Blessed Pope John Paul II
spoke of a Church that “breathes with two lungs”: the Church of the West and the Church of the East. Could a Pope from Eastern Europe help to heal the great schism between Eastern Orthodoxy and Rome?
If that person also had strong relationships with the other European bishops and a high level of respect and admiration from the Church in the developing world, he could be the global leader we need as the next successor to Peter. Indeed, this challenge could very well be accepted by Péter Cardinal Erdő
of Budapest in Hungary.
Cardinal Erdő is the eldest of six children. He studied at the seminaries of Esztergom and Budapest, and then went on to attend the Pontifical Lateran University, where he earned doctorates in theology and canon law. In addition to teaching at the seminary levels, he also studied at the University of California at Berkeley in the 1990s.
Cardinal Erdő has risen quickly. Prior to turning 50, he was elected to his first term as President of the Council of Episcopal Conferences of Europe, and was reelected in 2006 for five more years. In 2002 – at just fifty years of age – he was appointed to Hungary’s premier see, and made a Cardinal a year later. He was the youngest elector in the conclave that elected Benedict XVI. As a papal candidate, he is a comparably young (but not too young) at sixty years of age.
Despite all the talk of the Holy Spirit’s involvement in the conclave, it is precisely the Spirit who still has to do the math. John Allen, Vatican correspondent for the National Catholic Reporter, points out that despite the talk of a Pope from Africa or Latin America, “61 of the 115 cardinals who will file into the Sistine Chapel still hail from Europe, so discounting candidates from the Old Continent means ruling out half the talent pool a priori.”
The cardinals from the developing world may resist a Pope from Western Europe or North America, but an Eastern European candidate like Erdő might be an attractive option, being a European and yet outside the European mainstream. Coming from Hungary, Erdő represents a national Church with a long tradition of standing firm in the midst of persecution. His predecessor, Cardinal Mindszenty, famously stood up to the communists and endured torture and a life sentence in prison before escaping to live in the U.S. embassy in Vienna.
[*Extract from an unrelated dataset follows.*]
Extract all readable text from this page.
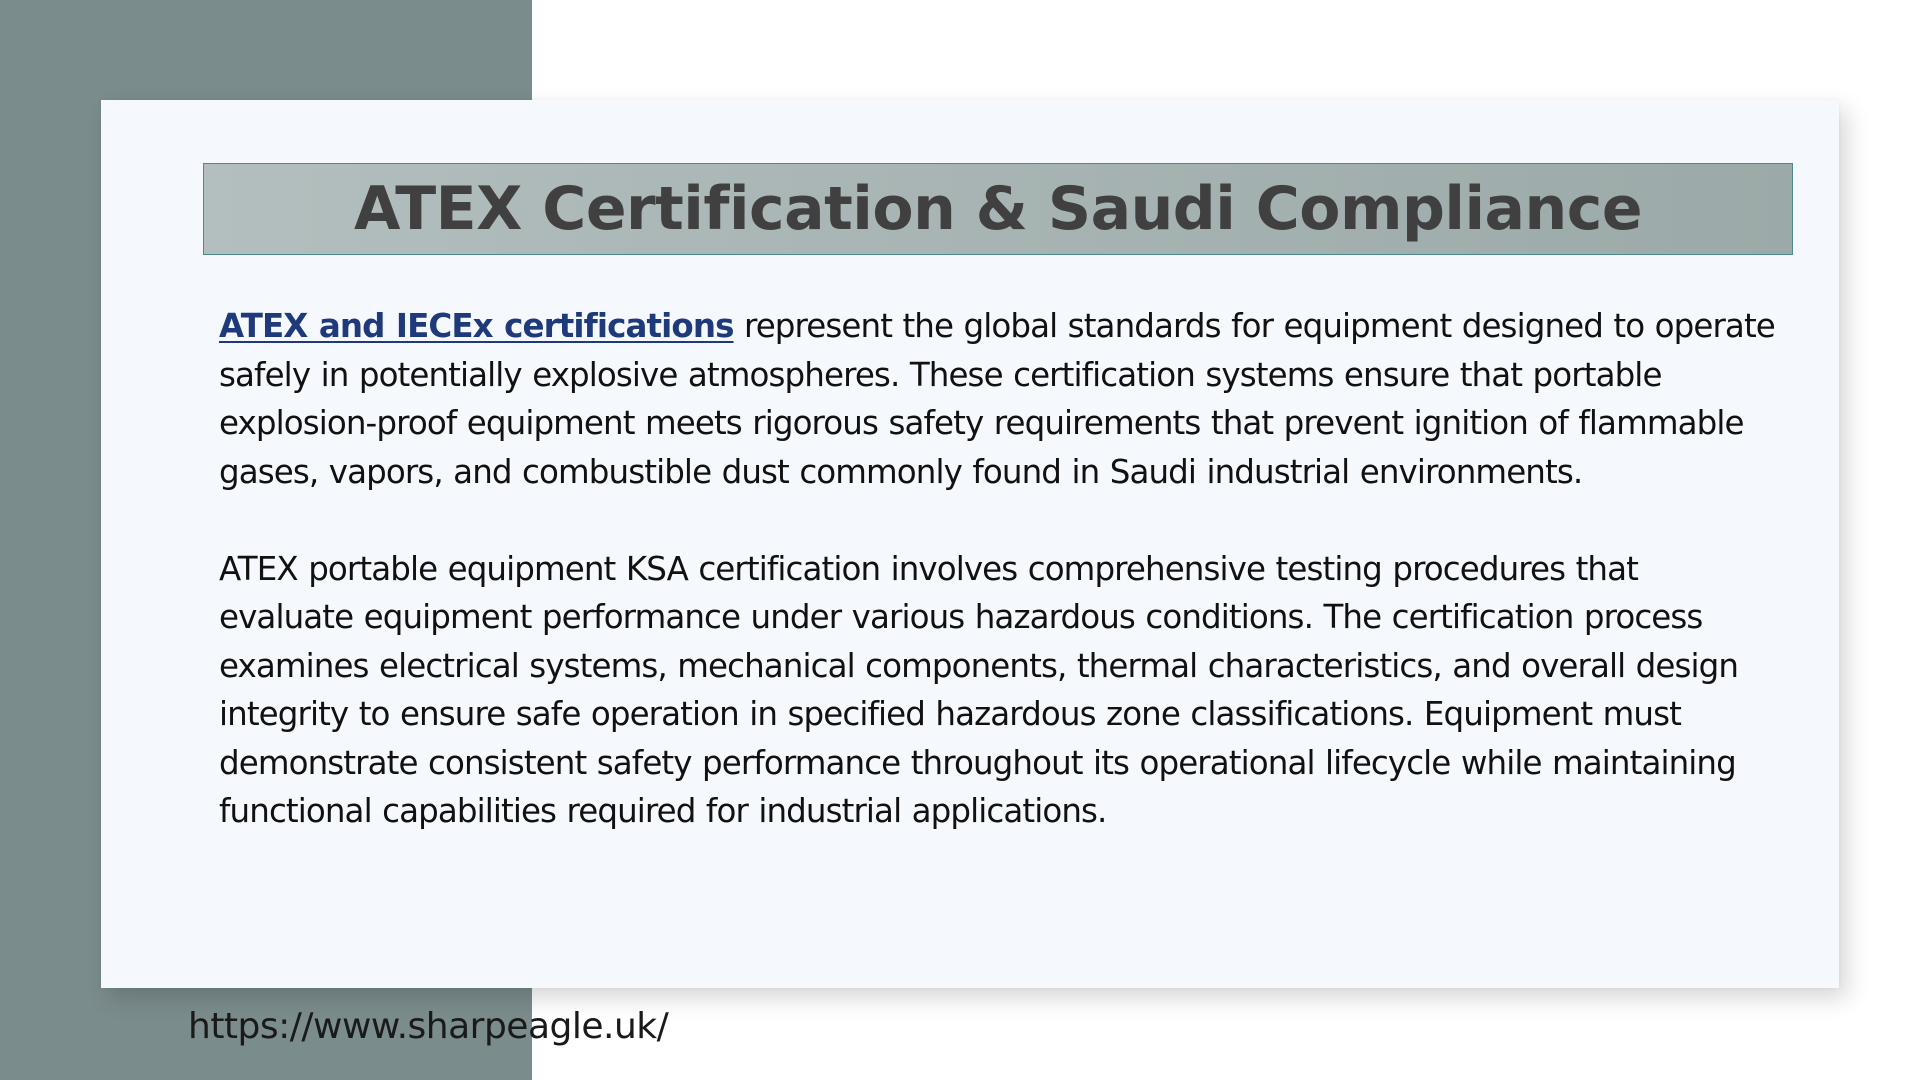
ATEX Certification & Saudi Compliance

ATEX and IECEx certifications represent the global standards for equipment designed to operate safely in potentially explosive atmospheres. These certification systems ensure that portable explosion-proof equipment meets rigorous safety requirements that prevent ignition of flammable gases, vapors, and combustible dust commonly found in Saudi industrial environments.

ATEX portable equipment KSA certification involves comprehensive testing procedures that evaluate equipment performance under various hazardous conditions. The certification process examines electrical systems, mechanical components, thermal characteristics, and overall design integrity to ensure safe operation in specified hazardous zone classifications. Equipment must demonstrate consistent safety performance throughout its operational lifecycle while maintaining functional capabilities required for industrial applications.

https://www.sharpeagle.uk/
As President of the European bishops, Erdő has worked to build alliances with African bishops. He therefore knows them and they trust him. Part of his job is also to raise support for the Church in the developing world. This has also won him friends in Africa and Latin America, and confirmed his commitment to helping the poor.
An alliance of European cardinals and cardinals from third world countries could very well manage to elect a European pope with a national history of enduring persecution and with strong sympathies for the Church in the developing world.
Such a mixture could provide a papacy with an exciting new dynamic in which persecuted and neglected old (but emerging) Europe would hold hands with the young and emergent Church in Africa, Asia and Latin America. John Allen does the math and points out that “it will take 77 votes to get to a two-thirds majority in this conclave, and the Europeans and Africans together represent 72.”
Where would the other votes come from? Hungary is where the Latin Church meets the Eastern Orthodox. Cardinal Erdő has reached out to the Eastern Churches and could provide the vital personal link to bring East and West together. As such, the cardinals of the Eastern sui iuris Churches
might also see him as the natural choice. Already with strong support among the Europeans through his leadership of the European Bishops’ Conference, once the votes started to go his way, the Latin Americans and Asians might also jump on the bandwagon.
Erdő has a good track record in the Vatican, developing a relationship of trust and a reputation for holding the line doctrinally while doing so with a careful and pastoral style. He’s active in the New Evangelization, leading the way with urban missions in his own country and speaking well on the need for a new wave of missionary effort.
While he might build effective global relationships, he is not known as a particularly dynamic or charismatic leader. Does the Church need a “papal rock star” like Bl. John Paul II? Perhaps not; Benedict XVI was much loved and carried the crowds with a personal style that was the exact opposite to that of his immediate predecessor. We loved his gentle, bookish and grandfatherly kindness as we loved John Paul’s dynamism, courage and vigor.
Papa Erdő would focus our attention on neglected areas and neglected issues in the Church, and could very well bring the New Evangelization we need, combining the voices of Eastern and Western Europe with the strong, young voices of faith from the developing world.